Tidak tertutup kemungkinan bahwa "kepercayaan" terhadap negara-bangsa yang dipegang khalayak ramai sebagaimana saya singgung di awal tulisan akan mengalami keterkikisan. Seiring dengan berjalannya waktu, negara-bangsa maupun nasionalisme akan usang, kadaluarsa. Bisa jadi ilmuwan kenegaraan akan mengenangnya sebagai artefak sejarah, yang dapat mengalami reproduksi secara implisit (sebagaimana bentuk-bentuk 'penyelenggaraan perikehidupan bersama' lain yang telah lalu). Atau jika tidak seekstrim itu, paling tidak bila masanya tiba, negara-bangsa dan nasionalisme tidak lagi menjadi isu yang sedominan sekarang.

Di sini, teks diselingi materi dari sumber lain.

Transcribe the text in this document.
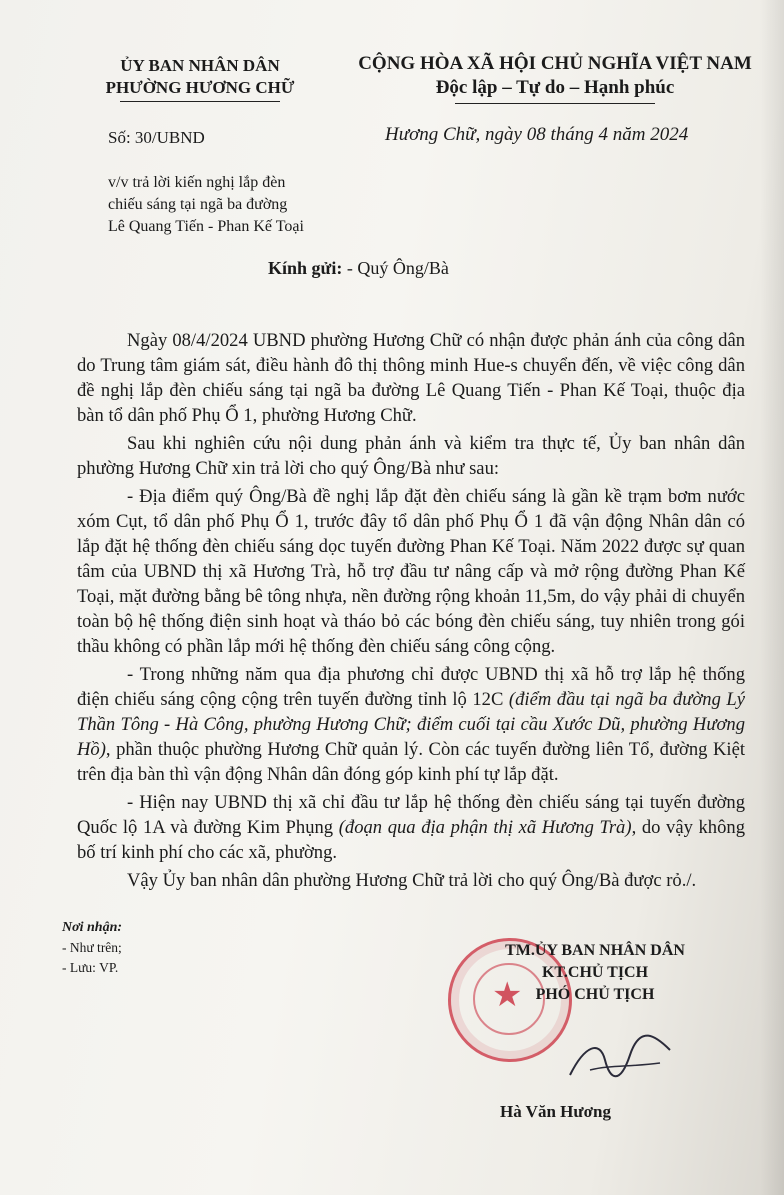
ỦY BAN NHÂN DÂN
PHƯỜNG HƯƠNG CHỮ
CỘNG HÒA XÃ HỘI CHỦ NGHĨA VIỆT NAM
Độc lập – Tự do – Hạnh phúc
Số: 30/UBND	Hương Chữ, ngày 08 tháng 4 năm 2024
v/v trả lời kiến nghị lắp đèn
chiếu sáng tại ngã ba đường
Lê Quang Tiến - Phan Kế Toại
Kính gửi: - Quý Ông/Bà

Ngày 08/4/2024 UBND phường Hương Chữ có nhận được phản ánh của công dân do Trung tâm giám sát, điều hành đô thị thông minh Hue-s chuyển đến, về việc công dân đề nghị lắp đèn chiếu sáng tại ngã ba đường Lê Quang Tiến - Phan Kế Toại, thuộc địa bàn tổ dân phố Phụ Ổ 1, phường Hương Chữ.

Sau khi nghiên cứu nội dung phản ánh và kiểm tra thực tế, Ủy ban nhân dân phường Hương Chữ xin trả lời cho quý Ông/Bà như sau:

- Địa điểm quý Ông/Bà đề nghị lắp đặt đèn chiếu sáng là gần kề trạm bơm nước xóm Cụt, tổ dân phố Phụ Ổ 1, trước đây tổ dân phố Phụ Ổ 1 đã vận động Nhân dân có lắp đặt hệ thống đèn chiếu sáng dọc tuyến đường Phan Kế Toại. Năm 2022 được sự quan tâm của UBND thị xã Hương Trà, hỗ trợ đầu tư nâng cấp và mở rộng đường Phan Kế Toại, mặt đường bằng bê tông nhựa, nền đường rộng khoản 11,5m, do vậy phải di chuyển toàn bộ hệ thống điện sinh hoạt và tháo bỏ các bóng đèn chiếu sáng, tuy nhiên trong gói thầu không có phần lắp mới hệ thống đèn chiếu sáng công cộng.

- Trong những năm qua địa phương chỉ được UBND thị xã hỗ trợ lắp hệ thống điện chiếu sáng cộng cộng trên tuyến đường tỉnh lộ 12C (điểm đầu tại ngã ba đường Lý Thần Tông - Hà Công, phường Hương Chữ; điểm cuối tại cầu Xước Dũ, phường Hương Hồ), phần thuộc phường Hương Chữ quản lý. Còn các tuyến đường liên Tổ, đường Kiệt trên địa bàn thì vận động Nhân dân đóng góp kinh phí tự lắp đặt.

- Hiện nay UBND thị xã chỉ đầu tư lắp hệ thống đèn chiếu sáng tại tuyến đường Quốc lộ 1A và đường Kim Phụng (đoạn qua địa phận thị xã Hương Trà), do vậy không bố trí kinh phí cho các xã, phường.

Vậy Ủy ban nhân dân phường Hương Chữ trả lời cho quý Ông/Bà được rỏ./.

Nơi nhận:
- Như trên;
- Lưu: VP.
★
TM.ỦY BAN NHÂN DÂN
KT.CHỦ TỊCH
PHÓ CHỦ TỊCH
Hà Văn Hương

Disadari atau tidak, proses menuju ke sana telah dan sedang berlangsung, selama bentuk-bentuk yang ada sekarang terus melestarikan dominasinya terhadap rakyat yang seharusnya dilindungi. Tentu saja, proses tersebut bergulir dalam jangka waktu yang sangat panjang, tak terjangkau lamanya hayat dikandung badan.
Sebab, zaman senantiasa bergerak maju. Tantangan yang menghadang tidak akan berhenti sampai di sini, dan untuk menghadapinya selalu diperlukan format-format baru dalam kehidupan.